First let's look at Smith's overall shooting percentages. The graph below shows Smith's career eFG% and TS% at the conclusion of each of his five seasons.
Without eliminating, either by pronouncement or action, the three-point field goal Smith has steadily improved both his eFG% and TS% over the last three seasons. How so? By reducing the percentage of his field goal attempts which are two-point jump shots.
Reducing the two-point jump shots helps because, though Smith makes a higher percentage of those than his three-point attempts, the difference is not enough to overcome the difference in value between the two shots.
For his career, Smith has made 36.2% of 1748 two-point jump shots, providing the Hawks with 0.72 points per possession (before accounting for offensive rebounding*), and 27% of his three-point shots, providing the Hawks with 0.81 points per possession (before accounting for offensive rebounding). Over five seasons, Smith attempting a three-point jumper has been the lesser of two evils for the Hawks.
*The value of all the offensive rebounding opportunities created by Smith's missed jumpers is debatable, though likely marginal. Over the last two seasons the Hawks have had a higher offensive rebounding rate when Smith is off the court than when he is on the court which would, I believe, support the argument against Smith taking low-percentage shots.

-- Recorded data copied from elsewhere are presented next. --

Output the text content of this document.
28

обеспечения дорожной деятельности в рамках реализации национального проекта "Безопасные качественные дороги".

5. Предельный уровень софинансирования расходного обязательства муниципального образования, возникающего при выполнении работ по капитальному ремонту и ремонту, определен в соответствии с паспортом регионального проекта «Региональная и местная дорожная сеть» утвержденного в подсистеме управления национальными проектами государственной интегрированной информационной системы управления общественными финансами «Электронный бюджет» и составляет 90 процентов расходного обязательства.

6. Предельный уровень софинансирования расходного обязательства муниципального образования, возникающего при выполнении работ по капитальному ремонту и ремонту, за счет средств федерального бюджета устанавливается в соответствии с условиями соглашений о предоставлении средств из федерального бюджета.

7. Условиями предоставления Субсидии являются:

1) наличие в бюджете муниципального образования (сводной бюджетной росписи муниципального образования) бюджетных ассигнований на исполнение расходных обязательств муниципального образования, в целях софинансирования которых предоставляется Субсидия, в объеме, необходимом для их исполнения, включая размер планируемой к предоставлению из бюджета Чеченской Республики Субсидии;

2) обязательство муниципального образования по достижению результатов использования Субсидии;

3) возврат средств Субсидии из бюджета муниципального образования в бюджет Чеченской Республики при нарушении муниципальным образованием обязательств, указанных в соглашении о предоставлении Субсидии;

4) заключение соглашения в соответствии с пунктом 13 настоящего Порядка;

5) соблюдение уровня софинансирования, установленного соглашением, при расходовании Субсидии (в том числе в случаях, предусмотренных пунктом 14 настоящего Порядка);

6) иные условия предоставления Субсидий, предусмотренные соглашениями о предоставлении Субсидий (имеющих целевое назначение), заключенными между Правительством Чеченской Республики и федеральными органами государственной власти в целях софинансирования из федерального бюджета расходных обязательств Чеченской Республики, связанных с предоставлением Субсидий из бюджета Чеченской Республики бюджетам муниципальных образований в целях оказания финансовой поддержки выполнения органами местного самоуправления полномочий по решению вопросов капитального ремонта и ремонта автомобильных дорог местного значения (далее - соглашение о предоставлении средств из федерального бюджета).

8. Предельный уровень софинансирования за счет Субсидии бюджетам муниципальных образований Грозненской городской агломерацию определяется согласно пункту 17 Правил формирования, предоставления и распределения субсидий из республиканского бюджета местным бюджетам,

In the interests of thoroughness, let me digress by showing that the upward trend in Smith's True Shooting Percentage (TS%) is not fueled by his free throw shooting. Smith's FT Rate has been remarkably consistent throughout his career...
...despite fluctuations in his FT%.
Yes, Smith's 58.8% shooting from the foul line last season reduced his career FT% by almost two-and-a-half percentage points. A return to competence at the free throw line would, by itself, significantly increase Smith's offensive production and efficiency, though not as much as turning as many of his jump shots into closer two-point attempts. Smith made a career-high 64.4% of non-jump shot two-point attempts last year. Smith's increases in eFG% and TS% stems directly from simultaneously taking and making more non-jump shots over the last three years.
Sharp-eyed readers might notice that the lower bounder of this graph is 52% where the upper boundary of the two- and three-point field goal percentage graph is 40%.
Smith has used more than half of his career field goal attempts on shots he's made (collectively) 34% of time and less than half of his career field goal attempts on shots he's made 57% of the time. Shot selection that poor provides Smith with ample opportunity for improvements in both scoring and efficiency, as does last season's inexplicably poor free throw shooting. Furthermore, the ankle injury that cost Smith 13 games likely contributed to Smith posting career lows as an offensive rebounder and shot blocker (both per minute and per opportunity) and failing to match his career average on the defensive glass.
It's difficult to identify an area of his game where Smith is more likely to regress than he is to improve in 2009-10. If he's really beginning to the see the light regarding his own strengths and weaknesses he could make the leap from talented but maddening player to legitimate All-Star.